JT: Sim, existiu muito diálogo com essa cultura carioca.

PN: O Macalé, o Azulay, o Jorge Ben Jor, entre outros. São figuras relevantes da cultura carioca que estão no filme e a dialogar com o enredo.


RC: Como foi trabalhar com o actor Erom Cordeiro?

JT: Maravilhoso! Ele é um actor muito profundo, propõe coisas muito inusitadas. Lembro-me durante a rodagem ele começar a cantar uma música da infância dele muito louca…

PN: Pois, como fosse uma valsa! Foi uma delícia, foi óptimo... Eu ri muito dele, porque ele no filme está muito canalha. Ele compôs com poucos recursos, mas com uma clareza e uma linha muito rica. E ele é muito generoso.


RC: Já contam com novos projectos para o futuro?

JT: No ano passado estive em cartaz com uma peça que era um monólogo, mas um monólogo sem a voz, em que a personagem voltava para a casa de infância e tinha memórias vivas daquele lugar, interpretadas por outras personagens. Mas agora tenho algumas reuniões para fazer uma peça aqui em Lisboa, a “Quem Sabe Aqui”.

PN: Quando regressar ao Rio de Janeiro, vou protagonizar outro filme que vai ser realizado pelo Cavi. Para além desse trabalho, ainda vou integrar o elenco da nova obra cinematográfica de Luiz Rosemberg Filho, que é um realizador tão inconfundível, tão importante, tão autoral e marcante do cinema marginal brasileiro. Ele esteve trinta anos sem fazer uma longa-metragem e fizemos o ano passado o “Dois Casamentos”, produzido pelo Cavi.


RC: O Luiz Rosemberg Filho esteve muito tempo parado e regressou às longas-metragens com a produção do Cavi Borges...

PN: Sim, ele filmou “Dois Casamentos” que está agora em circuito nos Festivais e eu vou integrar a sua nova longa-metragem, que se chama a “Guerra do Paraguai”. Mas também tenho outros filmes, com outros cineastas.

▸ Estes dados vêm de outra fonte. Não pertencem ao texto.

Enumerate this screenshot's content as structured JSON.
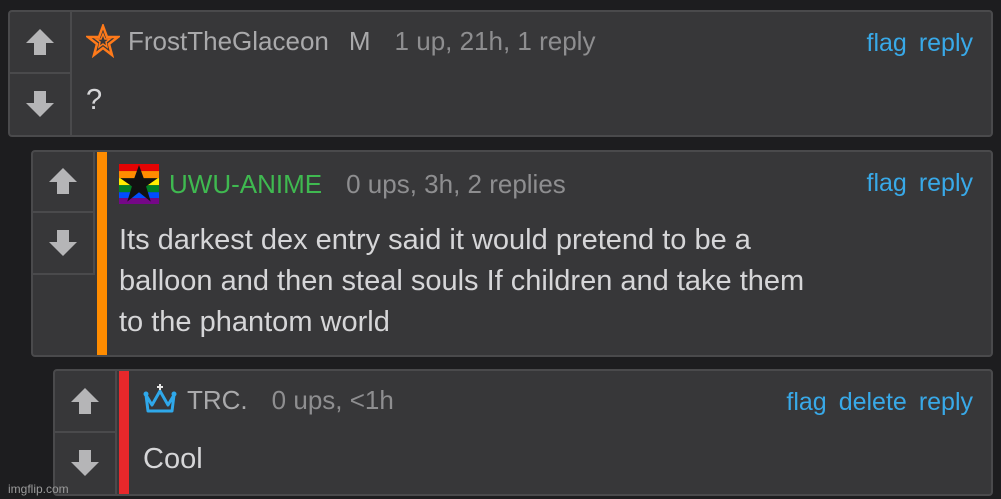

JT: Esqueci-me de falar, mas vou também estrear como directora [risos] de teatro. É infantil. O meu marido é actor e professor de ioga. Ele vai lançar um livro e a peça vai ser uma adaptação. A peça estreia a 30 de Maio.

PN: Atenção que quero um papel. Depois chamamos o Erom e fazemos um filme dentro do filme, dentro do filme [risos].


RC: Qual é a vossa opinião sobre a importância dos Festivais de Cinema?

PN: A importância? É total, é oxigénio, é arte, é comunhão.

JT: São encontros e a oportunidade de ver muitos filmes que não entram em cartaz, mas que só se consegue assistir em festivais.

PN: E não só, é o contacto com outras pessoas, e ao mesmo tempo você mostra o seu filme para outras plateias. Como artista podemos construir uma ponte, uma linguagem que toque as pessoas.

JT: Quando você vai ao cinema, quer sozinho ou acompanhado, acaba de ver o filme e vai embora. No festival não, você tem essa troca que surge depois, de conhecer pessoas e conversar.


RC: Sentiram-se como musas de Godard?

JT: A Nouvelle Vague encanta-me muito e a maneira como eles elaboravam os filmes, e principalmente o Godard, que foi a grande inspiração do Cavi. Ele foi casado com a Anna Karina, enquanto que o Cavi é casado com a Patty. Aí tem essa brincadeira, já que ele é casado com a Patty, mas Anna Karina é a minha referência [risos]. Mas mesmo assim nós somos muito diferentes uma da outra, sendo que eu tenho uma identidade clara que dá para ter lugar da musa, da Diva.

PN: Eu também sou actriz de teatro, aprendi dança contemporânea, mas é agora com esse encontro com Cavi que me tenho dedicado ao Cinema. E, descobri, tal como a Juliana falou, uma outra linguagem com as suas especificidades, mas ainda tenho muito para descobrir. É um universo gigantesco, muito rico, aquele em que eu estou a entrar.